Now I was in a daze, softly trembling with anticipation, breathing rapidly and happily, and well seasoned by fatigue from the subsiding vibrations of aeronautical intimacy with my 400,000-pound metal mama. 

There in the middle of the page, in her confident, generous, and open swirls, she had simply handwritten these exquisite, echoing words: 

We are going to have a baby.

I’m so happy & I love you so much.

These were the only words of hers in my mother of all letters, and no more were needed. 

That moment, the entire universe stopped for me, in our honor. The rest of you did not notice that fleeting beat, but I can recall it at will even now. And when I do, I smile into the wind.

There I sat on a small tropic island, breezy in the setting sun, a place coconuts and coral call home, where it rains a little every day.
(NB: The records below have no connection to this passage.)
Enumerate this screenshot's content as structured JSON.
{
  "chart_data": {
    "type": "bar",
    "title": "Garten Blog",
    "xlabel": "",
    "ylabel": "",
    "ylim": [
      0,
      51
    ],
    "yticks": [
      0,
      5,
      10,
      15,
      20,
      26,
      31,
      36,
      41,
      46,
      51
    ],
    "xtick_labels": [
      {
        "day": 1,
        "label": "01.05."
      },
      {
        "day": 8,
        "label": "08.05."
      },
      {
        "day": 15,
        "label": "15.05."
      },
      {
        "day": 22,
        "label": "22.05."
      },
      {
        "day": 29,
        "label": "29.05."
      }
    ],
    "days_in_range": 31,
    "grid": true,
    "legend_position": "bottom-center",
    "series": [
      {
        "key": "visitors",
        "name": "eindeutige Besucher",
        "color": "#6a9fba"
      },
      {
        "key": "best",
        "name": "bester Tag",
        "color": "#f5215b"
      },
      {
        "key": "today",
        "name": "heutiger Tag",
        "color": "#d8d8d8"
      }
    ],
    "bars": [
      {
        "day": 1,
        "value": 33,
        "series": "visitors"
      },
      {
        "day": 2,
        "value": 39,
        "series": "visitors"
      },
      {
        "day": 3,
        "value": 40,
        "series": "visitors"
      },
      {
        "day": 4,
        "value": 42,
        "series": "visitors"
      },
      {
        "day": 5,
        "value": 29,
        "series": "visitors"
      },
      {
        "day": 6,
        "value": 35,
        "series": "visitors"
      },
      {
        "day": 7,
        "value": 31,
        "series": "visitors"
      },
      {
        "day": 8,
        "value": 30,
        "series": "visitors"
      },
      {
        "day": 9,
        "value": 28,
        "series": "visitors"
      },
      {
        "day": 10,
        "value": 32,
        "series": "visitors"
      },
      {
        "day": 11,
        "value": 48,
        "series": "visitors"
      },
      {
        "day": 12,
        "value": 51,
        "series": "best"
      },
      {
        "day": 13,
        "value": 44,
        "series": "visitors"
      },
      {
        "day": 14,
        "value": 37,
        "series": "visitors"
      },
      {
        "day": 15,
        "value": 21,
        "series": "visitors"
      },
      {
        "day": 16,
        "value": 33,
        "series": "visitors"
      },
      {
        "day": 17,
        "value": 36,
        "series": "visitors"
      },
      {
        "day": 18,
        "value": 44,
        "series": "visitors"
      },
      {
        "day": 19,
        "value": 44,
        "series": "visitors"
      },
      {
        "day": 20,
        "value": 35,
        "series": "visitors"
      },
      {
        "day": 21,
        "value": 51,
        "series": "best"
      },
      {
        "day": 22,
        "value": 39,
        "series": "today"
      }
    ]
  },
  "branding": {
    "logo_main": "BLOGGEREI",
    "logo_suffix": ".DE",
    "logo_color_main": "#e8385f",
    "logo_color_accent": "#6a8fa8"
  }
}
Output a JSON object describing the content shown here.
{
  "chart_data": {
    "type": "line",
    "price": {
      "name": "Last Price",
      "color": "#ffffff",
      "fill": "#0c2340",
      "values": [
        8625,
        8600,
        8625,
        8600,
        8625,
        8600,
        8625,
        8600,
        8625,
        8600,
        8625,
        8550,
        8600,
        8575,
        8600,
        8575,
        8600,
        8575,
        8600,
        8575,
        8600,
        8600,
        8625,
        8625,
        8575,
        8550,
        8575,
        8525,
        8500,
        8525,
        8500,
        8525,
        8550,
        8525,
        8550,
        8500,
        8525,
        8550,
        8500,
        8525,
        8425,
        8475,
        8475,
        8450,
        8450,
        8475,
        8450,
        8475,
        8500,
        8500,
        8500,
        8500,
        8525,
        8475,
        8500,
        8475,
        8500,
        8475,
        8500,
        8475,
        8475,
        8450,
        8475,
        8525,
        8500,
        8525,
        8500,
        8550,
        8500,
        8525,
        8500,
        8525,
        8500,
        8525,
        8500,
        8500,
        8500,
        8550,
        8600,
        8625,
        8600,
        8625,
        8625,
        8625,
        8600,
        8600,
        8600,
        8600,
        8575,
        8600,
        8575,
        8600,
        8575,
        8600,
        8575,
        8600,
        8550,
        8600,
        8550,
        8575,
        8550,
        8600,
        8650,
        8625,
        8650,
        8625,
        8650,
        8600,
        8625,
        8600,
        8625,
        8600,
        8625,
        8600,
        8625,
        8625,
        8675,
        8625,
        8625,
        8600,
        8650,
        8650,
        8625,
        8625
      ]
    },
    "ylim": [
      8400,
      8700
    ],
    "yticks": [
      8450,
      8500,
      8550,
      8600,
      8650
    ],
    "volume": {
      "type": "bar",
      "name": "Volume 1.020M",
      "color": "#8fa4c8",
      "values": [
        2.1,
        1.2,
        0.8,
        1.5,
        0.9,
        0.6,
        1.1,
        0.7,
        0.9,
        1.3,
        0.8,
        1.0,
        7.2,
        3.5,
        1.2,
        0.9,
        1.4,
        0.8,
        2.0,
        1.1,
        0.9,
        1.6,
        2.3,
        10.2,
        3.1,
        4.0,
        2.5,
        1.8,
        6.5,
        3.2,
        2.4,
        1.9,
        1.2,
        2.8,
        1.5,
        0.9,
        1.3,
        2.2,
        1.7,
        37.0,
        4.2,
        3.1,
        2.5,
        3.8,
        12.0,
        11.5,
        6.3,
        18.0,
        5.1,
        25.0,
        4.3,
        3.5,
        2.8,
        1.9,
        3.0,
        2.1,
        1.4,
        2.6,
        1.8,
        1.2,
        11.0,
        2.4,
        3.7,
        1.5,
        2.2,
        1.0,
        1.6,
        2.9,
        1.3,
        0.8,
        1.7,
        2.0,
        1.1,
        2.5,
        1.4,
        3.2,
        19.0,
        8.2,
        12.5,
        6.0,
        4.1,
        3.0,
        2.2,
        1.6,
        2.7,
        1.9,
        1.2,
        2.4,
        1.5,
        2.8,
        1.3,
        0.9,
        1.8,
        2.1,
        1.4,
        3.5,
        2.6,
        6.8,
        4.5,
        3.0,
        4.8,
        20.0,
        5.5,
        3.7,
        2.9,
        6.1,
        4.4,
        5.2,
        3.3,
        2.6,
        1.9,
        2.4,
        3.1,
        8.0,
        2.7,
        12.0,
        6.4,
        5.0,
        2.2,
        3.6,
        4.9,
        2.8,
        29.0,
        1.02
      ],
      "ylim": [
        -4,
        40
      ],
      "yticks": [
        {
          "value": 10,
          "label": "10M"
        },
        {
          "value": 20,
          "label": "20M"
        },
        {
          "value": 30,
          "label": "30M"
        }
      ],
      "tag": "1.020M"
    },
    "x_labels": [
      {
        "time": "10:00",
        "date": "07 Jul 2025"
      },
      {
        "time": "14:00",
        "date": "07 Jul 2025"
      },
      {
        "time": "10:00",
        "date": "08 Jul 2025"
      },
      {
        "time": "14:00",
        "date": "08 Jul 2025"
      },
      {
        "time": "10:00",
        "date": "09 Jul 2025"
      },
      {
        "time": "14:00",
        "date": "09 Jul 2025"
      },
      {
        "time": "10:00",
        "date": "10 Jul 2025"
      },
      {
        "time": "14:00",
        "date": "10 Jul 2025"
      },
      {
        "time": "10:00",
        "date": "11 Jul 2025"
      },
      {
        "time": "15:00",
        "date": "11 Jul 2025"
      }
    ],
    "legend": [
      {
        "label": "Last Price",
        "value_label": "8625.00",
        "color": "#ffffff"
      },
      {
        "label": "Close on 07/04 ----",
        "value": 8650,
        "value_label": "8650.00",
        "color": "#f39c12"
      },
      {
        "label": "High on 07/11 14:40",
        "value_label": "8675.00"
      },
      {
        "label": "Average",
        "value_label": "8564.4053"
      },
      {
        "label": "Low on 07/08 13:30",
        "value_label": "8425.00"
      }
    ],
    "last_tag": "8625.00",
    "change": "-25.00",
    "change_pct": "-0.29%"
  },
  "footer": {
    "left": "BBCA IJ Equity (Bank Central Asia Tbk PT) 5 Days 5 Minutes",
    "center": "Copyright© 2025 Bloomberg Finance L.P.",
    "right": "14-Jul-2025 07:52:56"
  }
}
There I sat on a drab and itchy G.I. blanket and just wept the first, best joy I ever knew. There I sat alone with her presence in paper, lonely not at all.

In that superb and shining moment, I was innocent of destruction and killing, whole, perfect, and unstained. 

In that moment, hope conquered death. 

In that moment, I knew I would survive my war for my woman and my child. 

In that moment, my passion for living outshined the darkest deeds of mine against my fellow human beings. 

In that moment, I fell in love with a little girl I had yet to meet and with my grownup girl yet again. 


In that moment, thanks to the mother of all my letters and the mother I had made, I became a father and a man reborn.

Suddenly the door opened and an unknown officer entered, my roommate for the night. I put my head down, arms around my knees. He walked past and threw his flight gear on his bed, then sat down. After a pause, he asked me if anything was wrong. I simply turned my back to him and kept crying, unable to explain or share my ineffable happiness with another stranger.

Soon enough, I tore through the letter that followed, finding more of her lovely words:

Oh how I wish we could rejoice together.

We are lucky to have been given the opportunity to raise a child.

I will try to be brave and good so our baby will have a happy time inside me.

I feel like a little bird with a huge wonderful song to sing.

Please take care of yourself for the daddy must be in top shape to play, read, love, and help the baby.

The following morning, I rushed to the Officers’ Club and called Carolyn long distance at her parents’ house, 12 hours past my time. She picked up the phone. And the beauty of her hello silenced me so I could not speak. Feelings as grand and pure as chocolate flooded me, triggered by her soothing Southern lilt and words of tender admiration for her man, her private hero. Life flowed back and forth through those wires, now embracing a third one: the most beautiful telephone conversation I ever had. 

She was fine. The baby was fine. And in her voice was something new: a richness; a beginning of the wisdom we needed to guide a fresh baby into a beautiful world. That woman and that child in that moment gave me a zest and strength I had never known and helped me through my war.

There were other letters from my war days, of course, and audiotapes. I did not write her in return nearly as many times for reasons she did not understand and never could. But she forgave me anyway for my omissions and the accumulating wounds of war to my soul.

I kept all her letters in the basement, in a box plainly labeled. Over the years before her unexpected death at 42, she often asked me to throw her letters away. One day in anger I told her I would, but I destroyed only the box and secretly repackaged and moved the letters elsewhere, put them out of my mind along with my worst memories of Vietnam, and eventually forgot they existed.

Some years after she died and we moved away, a friend got me interested in genealogy and I started family research at the Library of Congress and the National Archives. In time I stumbled across the Civil War letters of my great-grandfather in a Georgia library. 

Then I remembered Carolyn's letters to me in Vietnam. In my search for them, I also found my letters to her she had hidden away that I thought lost, and my mother of all letters, the one so short, so simple, and so treasured from the mother of my children to me.

I insisted we name our baby after her, and when that little girl grew up, she did the same with her daughters.